You know the feeling: thumping heart, sweaty palms, racing mind. These are the side effects of a fear of heights when zip lining. If your fear is deep-seated, we don’t suggest you to try any outdoor activity that could harm you further psychologically.
But if you are ready to tackle your fear once and for all, why not do it doing something truly memorable like zip lining?
If you’re up for the challenge, we encourage you to consider some of these ways to work through your anxiety related to being up high. You can try one at a time or a combination of methods that you think will work best.
1 | Do your due diligence.
Call ahead to talk to the zipline operator and walk through anything unknown that might increase your fear—safety procedures, equipment quality, guide experience levels, etc. With this information in hand, you can start to decide whether you are operating from a platform of generalized fear or true phobia—an “irrational” fear of experiences that most people would not find threatening.
2 | Simulate safely.
Before you make the jump to flying through the air on a zip line, consider another adventure that can simulate height in a more controlled and protective environment. Rock climbing indoors is one example. Another is an aerial obstacle course that will allow you to choose which course to take but still expose you a lofty activity.

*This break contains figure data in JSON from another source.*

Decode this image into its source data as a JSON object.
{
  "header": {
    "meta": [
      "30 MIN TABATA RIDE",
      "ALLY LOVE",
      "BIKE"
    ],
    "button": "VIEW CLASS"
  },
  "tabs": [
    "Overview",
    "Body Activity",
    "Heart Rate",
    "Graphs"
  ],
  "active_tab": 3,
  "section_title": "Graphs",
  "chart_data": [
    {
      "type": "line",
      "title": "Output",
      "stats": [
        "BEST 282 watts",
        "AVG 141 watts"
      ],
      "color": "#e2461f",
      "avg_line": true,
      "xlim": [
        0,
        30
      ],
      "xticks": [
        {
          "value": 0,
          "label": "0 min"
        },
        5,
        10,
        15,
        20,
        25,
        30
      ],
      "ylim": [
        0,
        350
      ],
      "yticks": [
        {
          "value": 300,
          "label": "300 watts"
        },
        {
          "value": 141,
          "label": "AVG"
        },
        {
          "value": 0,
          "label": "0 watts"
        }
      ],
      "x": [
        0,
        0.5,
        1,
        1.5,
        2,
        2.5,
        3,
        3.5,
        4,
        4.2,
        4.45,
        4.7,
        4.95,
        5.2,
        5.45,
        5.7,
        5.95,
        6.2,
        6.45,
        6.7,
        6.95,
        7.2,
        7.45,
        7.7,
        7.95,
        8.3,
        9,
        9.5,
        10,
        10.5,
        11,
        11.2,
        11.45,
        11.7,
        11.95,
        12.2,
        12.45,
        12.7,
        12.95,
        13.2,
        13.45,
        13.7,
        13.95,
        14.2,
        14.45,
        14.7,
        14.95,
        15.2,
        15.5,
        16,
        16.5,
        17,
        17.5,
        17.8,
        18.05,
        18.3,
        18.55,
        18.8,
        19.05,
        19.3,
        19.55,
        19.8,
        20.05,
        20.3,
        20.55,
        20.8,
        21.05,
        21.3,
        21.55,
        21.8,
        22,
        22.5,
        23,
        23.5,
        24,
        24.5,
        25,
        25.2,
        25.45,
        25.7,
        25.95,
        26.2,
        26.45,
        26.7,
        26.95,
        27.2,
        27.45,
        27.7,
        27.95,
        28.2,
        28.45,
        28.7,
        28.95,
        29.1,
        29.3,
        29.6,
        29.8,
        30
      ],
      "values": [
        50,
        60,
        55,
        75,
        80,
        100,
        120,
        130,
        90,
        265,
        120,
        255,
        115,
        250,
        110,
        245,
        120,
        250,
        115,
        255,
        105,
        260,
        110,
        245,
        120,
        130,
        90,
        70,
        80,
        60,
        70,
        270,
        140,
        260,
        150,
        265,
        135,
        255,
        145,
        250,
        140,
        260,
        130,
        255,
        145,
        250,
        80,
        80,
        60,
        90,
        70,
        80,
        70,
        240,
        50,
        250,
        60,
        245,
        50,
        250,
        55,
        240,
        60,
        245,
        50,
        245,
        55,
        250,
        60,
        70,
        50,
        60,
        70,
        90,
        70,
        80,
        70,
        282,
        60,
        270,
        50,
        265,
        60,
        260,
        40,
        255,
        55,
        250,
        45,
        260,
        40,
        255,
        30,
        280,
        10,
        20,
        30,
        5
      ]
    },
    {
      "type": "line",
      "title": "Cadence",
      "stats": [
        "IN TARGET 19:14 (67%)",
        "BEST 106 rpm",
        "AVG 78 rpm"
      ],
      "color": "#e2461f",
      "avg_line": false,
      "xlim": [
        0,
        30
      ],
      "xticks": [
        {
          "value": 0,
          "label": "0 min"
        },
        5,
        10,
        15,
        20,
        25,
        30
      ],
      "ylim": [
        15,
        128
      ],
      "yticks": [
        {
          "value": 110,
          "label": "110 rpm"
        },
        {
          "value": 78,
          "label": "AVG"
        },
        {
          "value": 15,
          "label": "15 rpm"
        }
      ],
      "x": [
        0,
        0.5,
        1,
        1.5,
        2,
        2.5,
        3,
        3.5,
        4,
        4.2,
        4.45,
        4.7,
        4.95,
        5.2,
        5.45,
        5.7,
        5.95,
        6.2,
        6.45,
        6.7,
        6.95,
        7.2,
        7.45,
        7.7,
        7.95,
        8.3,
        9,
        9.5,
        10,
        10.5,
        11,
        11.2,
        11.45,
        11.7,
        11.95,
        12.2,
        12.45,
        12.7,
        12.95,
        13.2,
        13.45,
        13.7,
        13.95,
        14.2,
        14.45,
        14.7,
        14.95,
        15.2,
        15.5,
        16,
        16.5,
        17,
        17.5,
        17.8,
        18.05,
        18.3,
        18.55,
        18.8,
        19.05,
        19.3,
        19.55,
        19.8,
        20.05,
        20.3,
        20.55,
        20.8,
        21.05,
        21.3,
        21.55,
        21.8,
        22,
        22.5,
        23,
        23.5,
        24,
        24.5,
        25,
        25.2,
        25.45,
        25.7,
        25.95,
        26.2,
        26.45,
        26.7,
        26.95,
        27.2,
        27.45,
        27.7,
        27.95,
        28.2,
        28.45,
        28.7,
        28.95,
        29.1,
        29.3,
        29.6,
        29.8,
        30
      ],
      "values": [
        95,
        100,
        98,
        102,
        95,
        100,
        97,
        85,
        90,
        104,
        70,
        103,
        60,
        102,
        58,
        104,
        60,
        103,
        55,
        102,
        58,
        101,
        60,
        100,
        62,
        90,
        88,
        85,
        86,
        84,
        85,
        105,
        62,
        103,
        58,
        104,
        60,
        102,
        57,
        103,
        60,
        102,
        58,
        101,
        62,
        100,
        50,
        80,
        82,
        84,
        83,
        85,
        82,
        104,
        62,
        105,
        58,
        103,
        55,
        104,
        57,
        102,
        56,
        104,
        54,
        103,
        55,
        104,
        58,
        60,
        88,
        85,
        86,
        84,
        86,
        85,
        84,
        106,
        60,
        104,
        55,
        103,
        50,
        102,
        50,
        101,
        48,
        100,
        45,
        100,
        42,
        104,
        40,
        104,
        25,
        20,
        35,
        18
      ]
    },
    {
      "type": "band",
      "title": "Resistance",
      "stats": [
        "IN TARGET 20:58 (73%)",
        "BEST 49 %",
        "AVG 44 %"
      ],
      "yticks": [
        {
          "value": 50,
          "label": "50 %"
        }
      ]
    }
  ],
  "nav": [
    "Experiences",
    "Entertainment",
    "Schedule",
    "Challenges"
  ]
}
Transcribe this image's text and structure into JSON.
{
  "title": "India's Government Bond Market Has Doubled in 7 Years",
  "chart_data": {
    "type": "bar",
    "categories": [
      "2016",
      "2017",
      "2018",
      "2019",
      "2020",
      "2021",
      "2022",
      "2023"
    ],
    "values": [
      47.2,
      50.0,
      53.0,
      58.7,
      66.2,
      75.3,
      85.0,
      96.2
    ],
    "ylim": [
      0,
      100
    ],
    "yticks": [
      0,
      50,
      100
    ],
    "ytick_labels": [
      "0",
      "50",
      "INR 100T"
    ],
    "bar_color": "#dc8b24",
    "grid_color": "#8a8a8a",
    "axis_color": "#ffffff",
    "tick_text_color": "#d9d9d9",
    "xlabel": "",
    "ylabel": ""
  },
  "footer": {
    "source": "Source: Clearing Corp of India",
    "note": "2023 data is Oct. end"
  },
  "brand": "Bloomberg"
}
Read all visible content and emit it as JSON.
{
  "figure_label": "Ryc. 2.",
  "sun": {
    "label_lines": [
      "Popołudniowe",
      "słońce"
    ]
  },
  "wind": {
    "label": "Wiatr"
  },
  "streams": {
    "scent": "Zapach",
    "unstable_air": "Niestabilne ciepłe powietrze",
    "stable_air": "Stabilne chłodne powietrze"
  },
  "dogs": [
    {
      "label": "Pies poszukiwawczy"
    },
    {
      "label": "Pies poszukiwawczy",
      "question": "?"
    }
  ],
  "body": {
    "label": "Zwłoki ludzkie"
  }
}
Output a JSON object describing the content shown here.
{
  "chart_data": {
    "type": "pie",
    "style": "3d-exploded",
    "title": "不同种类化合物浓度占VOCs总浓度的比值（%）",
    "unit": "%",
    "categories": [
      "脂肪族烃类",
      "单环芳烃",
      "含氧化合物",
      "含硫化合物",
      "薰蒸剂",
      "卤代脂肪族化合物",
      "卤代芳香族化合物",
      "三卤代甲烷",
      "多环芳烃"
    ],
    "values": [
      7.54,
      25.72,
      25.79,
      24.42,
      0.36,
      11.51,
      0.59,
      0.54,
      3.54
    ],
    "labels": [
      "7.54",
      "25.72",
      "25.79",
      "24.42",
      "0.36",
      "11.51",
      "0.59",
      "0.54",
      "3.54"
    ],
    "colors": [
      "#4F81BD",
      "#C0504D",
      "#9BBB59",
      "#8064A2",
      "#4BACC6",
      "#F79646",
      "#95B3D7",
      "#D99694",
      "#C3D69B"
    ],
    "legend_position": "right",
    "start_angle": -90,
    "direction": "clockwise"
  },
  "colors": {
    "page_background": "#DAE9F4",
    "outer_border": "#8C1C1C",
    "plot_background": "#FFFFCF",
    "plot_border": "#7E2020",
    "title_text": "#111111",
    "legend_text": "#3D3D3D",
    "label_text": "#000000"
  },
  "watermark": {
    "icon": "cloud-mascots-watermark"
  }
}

3 | Start slower and lower.
Don’t take on the highest and fastest zip line in town first. Research different options that will help you dip your tow into a zipline adventure. You could try a beginner and kid-friendly zip line, designed closer to the ground, or one that’s made to go slower. Inquire about the shortest ride as well, so you can get it over faster but build your confidence quicker, too.
4 | Partner up.
Some zipline adventure companies offer tandem setups where you can strap in with a trusted guide who can get to know you (and your fears) personally, much like skydiving. There are also parallel or twin zip lines where you can fly next to a friend or loved one. If being with someone who is experienced in how to zip line (or is at least experiencing the same thing you are) will calm your fear, this might be a good option.
5 | Take it easy.
While it’s easy to say and harder to do, the best way to tamper any fear is to do things that reduce the physical expressions of anxiety. That means breathing deeply and slowly to reduce your heart rate and stay calm. The mind and body are known to play tricks on one another. So if you can relax and center your body, you could take your mind—and confidence level—to new heights.
Reminder: Consult your doctor before you taking on any outdoor activity that could compromise your health or well-being.